In dieses Spannungsfeld geraten nun die Protagonisten des Romans: Denglers Mutter Margaret, Dengler selbst und seine Freundin Olga, sein Sohn Jakob und dessen Freundin Laura.
Die Freunde aus Stuttgart, dem Sitz der Detektei Dengler, spielen in diesem Roman keine Rolle: Mario, Künstler und Koch, Leopold, Journalist, Martin, Lebenskünstler.
Nur Olga, die Pippi Langstrumpf für Erwachsene, wie Schorlau sie gerne nennt, ist dabei und bringt wieder ihre Fähigkeiten auf den verschiedensten Gebieten ein.
Wenn Sie das Buch noch nicht kennen, lassen Sie sich überraschen, wie sich die Geschichte entwickelt. Nur eines vorab: Am Ende soll es ein Windrad auf dem Feldberg geben.
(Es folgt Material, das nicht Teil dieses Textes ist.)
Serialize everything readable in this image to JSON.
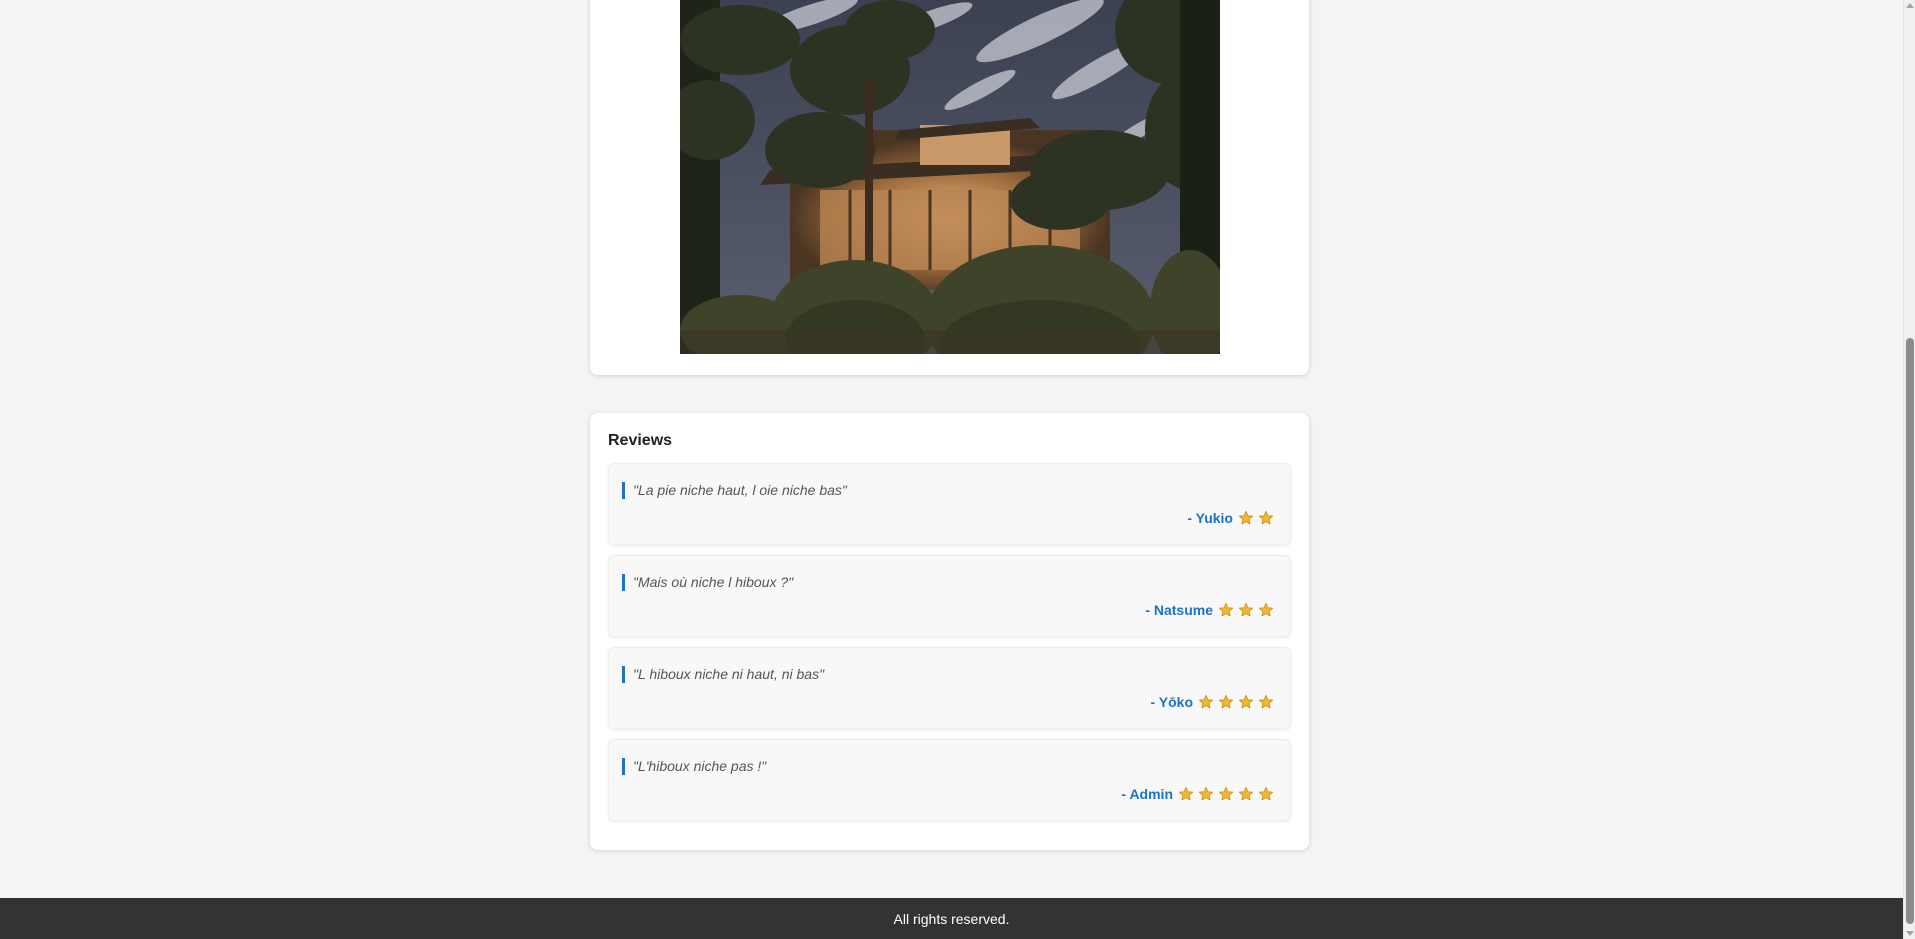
{
  "photo": {
    "alt": "Japanese house at night with pine trees and clipped shrubs"
  },
  "reviews": {
    "title": "Reviews",
    "items": [
      {
        "quote": "\"La pie niche haut, l oie niche bas\"",
        "author": "- Yukio",
        "stars": 2
      },
      {
        "quote": "\"Mais où niche l hiboux ?\"",
        "author": "- Natsume",
        "stars": 3
      },
      {
        "quote": "\"L hiboux niche ni haut, ni bas\"",
        "author": "- Yōko",
        "stars": 4
      },
      {
        "quote": "\"L'hiboux niche pas !\"",
        "author": "- Admin",
        "stars": 5
      }
    ]
  },
  "footer": {
    "text": "All rights reserved."
  },
  "colors": {
    "accent": "#1a73c7",
    "star": "#f2b632",
    "footer_bg": "#333333",
    "page_bg": "#f4f4f4"
  },
  "icons": {
    "star": "star-icon"
  }
}
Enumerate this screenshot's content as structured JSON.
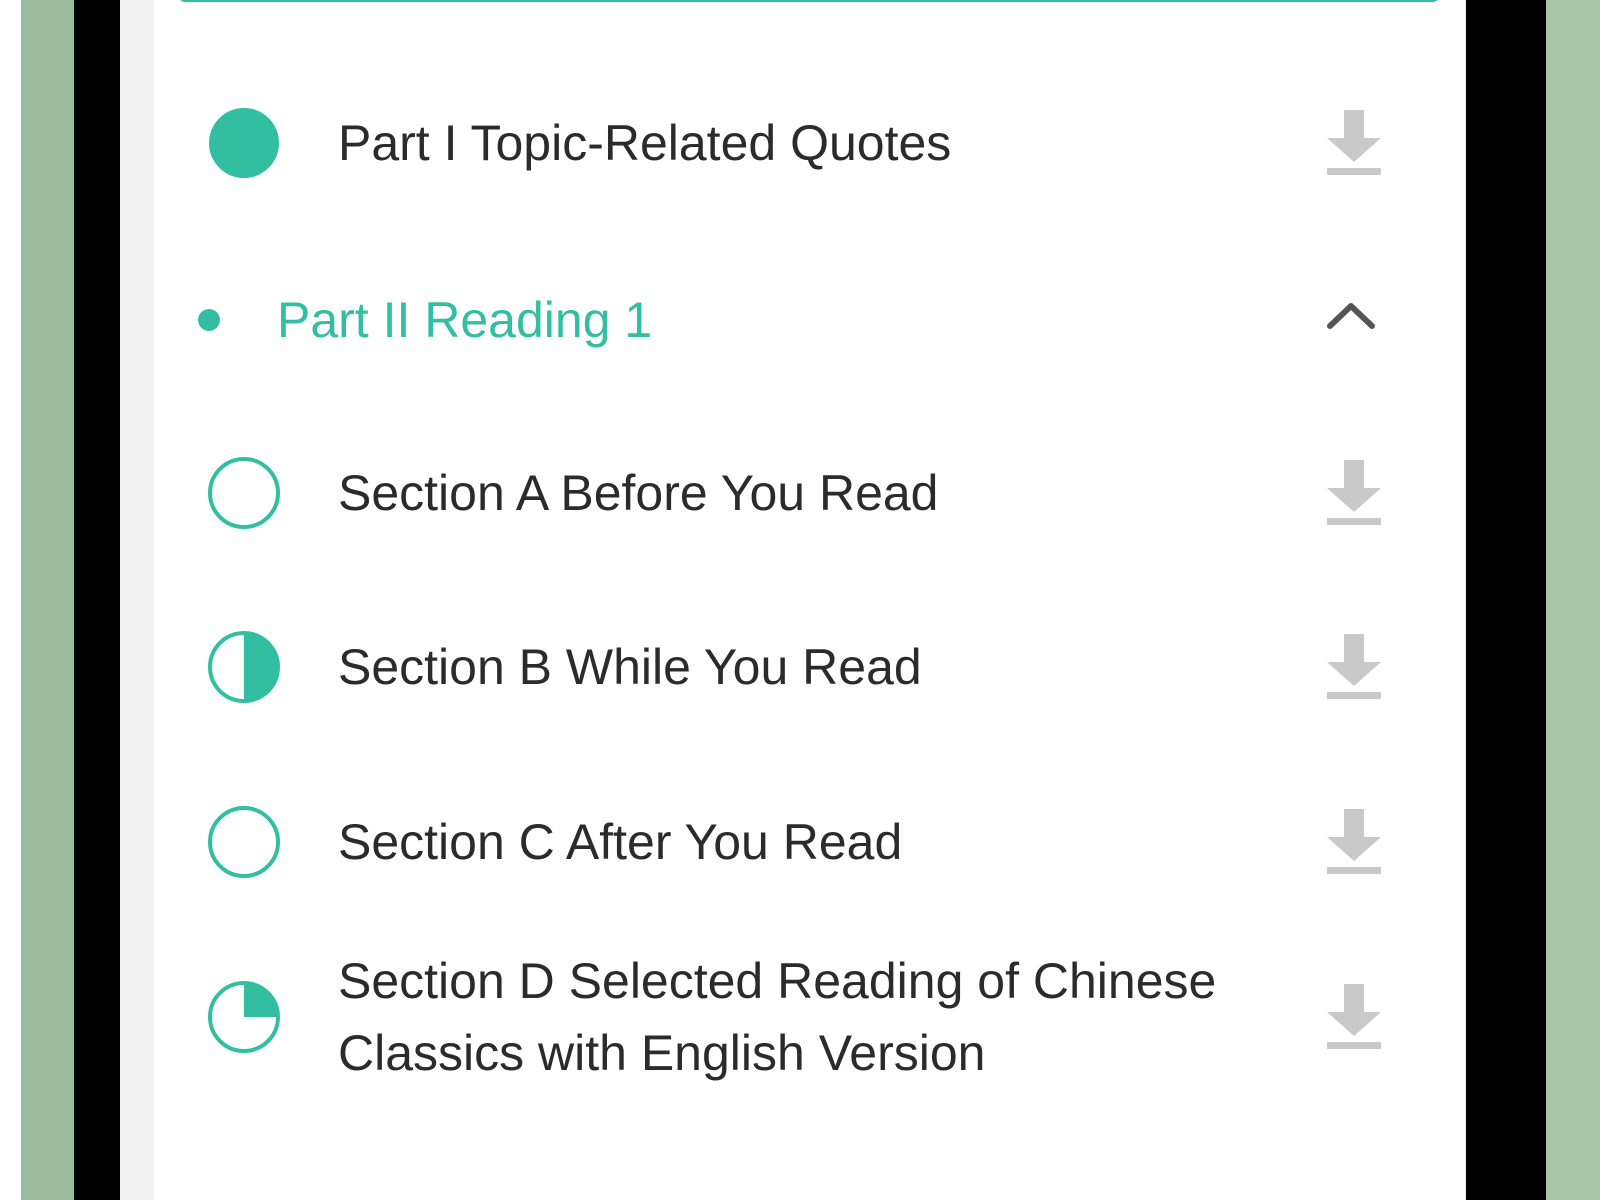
{
  "colors": {
    "accent": "#32bfa1",
    "text": "#2b2b2b",
    "icon_gray": "#c9c9c9",
    "chevron": "#555555"
  },
  "list": {
    "items": [
      {
        "title": "Part I Topic-Related Quotes",
        "progress": 1.0,
        "icon": "download-icon"
      },
      {
        "title": "Part II Reading 1",
        "expanded": true,
        "icon": "chevron-up-icon"
      },
      {
        "title": "Section A Before You Read",
        "progress": 0.0,
        "icon": "download-icon"
      },
      {
        "title": "Section B While You Read",
        "progress": 0.5,
        "icon": "download-icon"
      },
      {
        "title": "Section C After You Read",
        "progress": 0.0,
        "icon": "download-icon"
      },
      {
        "title": "Section D Selected Reading of Chinese Classics with English Version",
        "progress": 0.25,
        "icon": "download-icon"
      }
    ]
  }
}
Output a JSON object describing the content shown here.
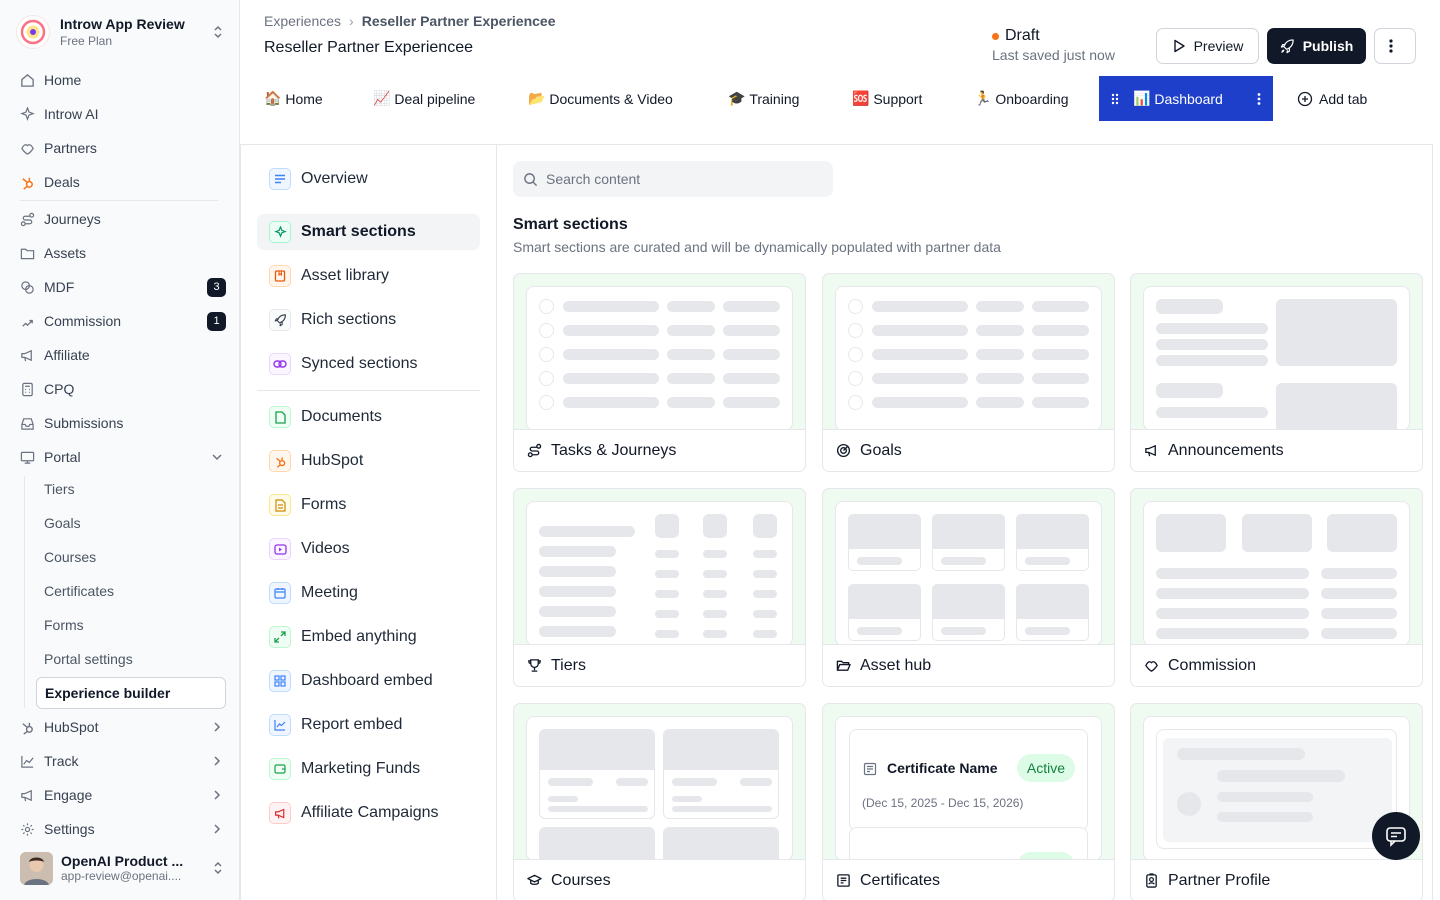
{
  "workspace": {
    "name": "Introw App Review",
    "plan": "Free Plan"
  },
  "sidebar": {
    "nav": [
      {
        "label": "Home"
      },
      {
        "label": "Introw AI"
      },
      {
        "label": "Partners"
      },
      {
        "label": "Deals"
      },
      {
        "label": "Journeys"
      },
      {
        "label": "Assets"
      },
      {
        "label": "MDF",
        "badge": "3"
      },
      {
        "label": "Commission",
        "badge": "1"
      },
      {
        "label": "Affiliate"
      },
      {
        "label": "CPQ"
      },
      {
        "label": "Submissions"
      },
      {
        "label": "Portal"
      }
    ],
    "portal_sub": [
      "Tiers",
      "Goals",
      "Courses",
      "Certificates",
      "Forms",
      "Portal settings",
      "Experience builder"
    ],
    "bottom": [
      "HubSpot",
      "Track",
      "Engage",
      "Settings"
    ]
  },
  "user": {
    "name": "OpenAI Product ...",
    "email": "app-review@openai...."
  },
  "breadcrumb": {
    "parent": "Experiences",
    "current": "Reseller Partner Experiencee"
  },
  "page_title": "Reseller Partner Experiencee",
  "status": {
    "state": "Draft",
    "saved": "Last saved just now",
    "dot_color": "#f97316"
  },
  "actions": {
    "preview": "Preview",
    "publish": "Publish"
  },
  "tabs": [
    {
      "emoji": "🏠",
      "label": "Home"
    },
    {
      "emoji": "📈",
      "label": "Deal pipeline"
    },
    {
      "emoji": "📂",
      "label": "Documents & Video"
    },
    {
      "emoji": "🎓",
      "label": "Training"
    },
    {
      "emoji": "🆘",
      "label": "Support"
    },
    {
      "emoji": "🏃",
      "label": "Onboarding"
    },
    {
      "emoji": "📊",
      "label": "Dashboard",
      "active": true
    }
  ],
  "add_tab": "Add tab",
  "content_nav": {
    "group1": [
      "Overview",
      "Smart sections",
      "Asset library",
      "Rich sections",
      "Synced sections"
    ],
    "group2": [
      "Documents",
      "HubSpot",
      "Forms",
      "Videos",
      "Meeting",
      "Embed anything",
      "Dashboard embed",
      "Report embed",
      "Marketing Funds",
      "Affiliate Campaigns"
    ]
  },
  "search": {
    "placeholder": "Search content"
  },
  "section": {
    "title": "Smart sections",
    "subtitle": "Smart sections are curated and will be dynamically populated with partner data"
  },
  "cards": [
    "Tasks & Journeys",
    "Goals",
    "Announcements",
    "Tiers",
    "Asset hub",
    "Commission",
    "Courses",
    "Certificates",
    "Partner Profile"
  ],
  "certificate_preview": {
    "name": "Certificate Name",
    "status": "Active",
    "dates": "(Dec 15, 2025 - Dec 15, 2026)"
  },
  "colors": {
    "accent": "#1d3fc9",
    "primary_button": "#111827",
    "card_bg": "#effbf1"
  }
}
In der Realität wird darüber noch heftig diskutiert. Dabei – so Johannes Albrecht, Bürgermeister der Gemeinde Feldberg – könnten 3 Windräder auf dem Feldberg so viel Strom erzeugen wie 15-20 Windräder auf mittleren Höhen.

Wolfgang Schorlau liest sehr unterhaltsam eine Stunde und signiert danach gerne seine Bücher.
Man könnte sich wünschen, dass er nicht nur vor einem Publikum wie an diesem Abend liest, sondern auch vor jungen Leuten, vielleicht in Schulen.
Seine Bücher schlagen uns mit den Mitteln des Krimis in den Bann, sind aber gleichzeitig im wahrsten Sinn des Wortes aufklärerisch. Und auf dem Hintergrund seiner eigenen Geschichte könnte er für Jugendliche, die sich als ‚nicht so privilegiert‘ empfinden, ein Beispiel sein.

Schorlau wurde 1951 geboren und kam – nach eigenen Worten – nach 9 Jahren dumm aus der Volksschule. Er machte eine Lehre als Großhandelskaufmann und geriet in die Umbruchzeiten 1966 bis 69. Damals rekrutierten in Freiburg Studenten die Arbeiter und alle lasen zusammen Marx, Lenin, Traumdeutung, französische Existentialisten. Das zu können und zu verstehen überzeugte ihn, nicht dumm zu sein. Er erwarb mit dem Begabtenabitur die Zulassung zur Universität und schrieb sich für Soziologie und Geschichte Osteuropas ein, fand das Studium dann aber zu wenig anregend. In Zeiten einer boomenten IT-Kultur ging er zu Nixdorf, machte eine Ausbildung in Informatik und arbeitete sich in die Fragen industrieller Produktion ein. Später gründete er mit einem Freund ein kleines Softwareunternehmen, dessen Anteile er Anfang der 2000er Jahre verkaufte. Er wollte etwas anderes tun, etwas anderes, was wichtig war. Und dann kamen aus verschiedensten Richtungen die Impulse für seinen ersten Roman Die blaue Liste und der Erfolg Dengler Romane begann.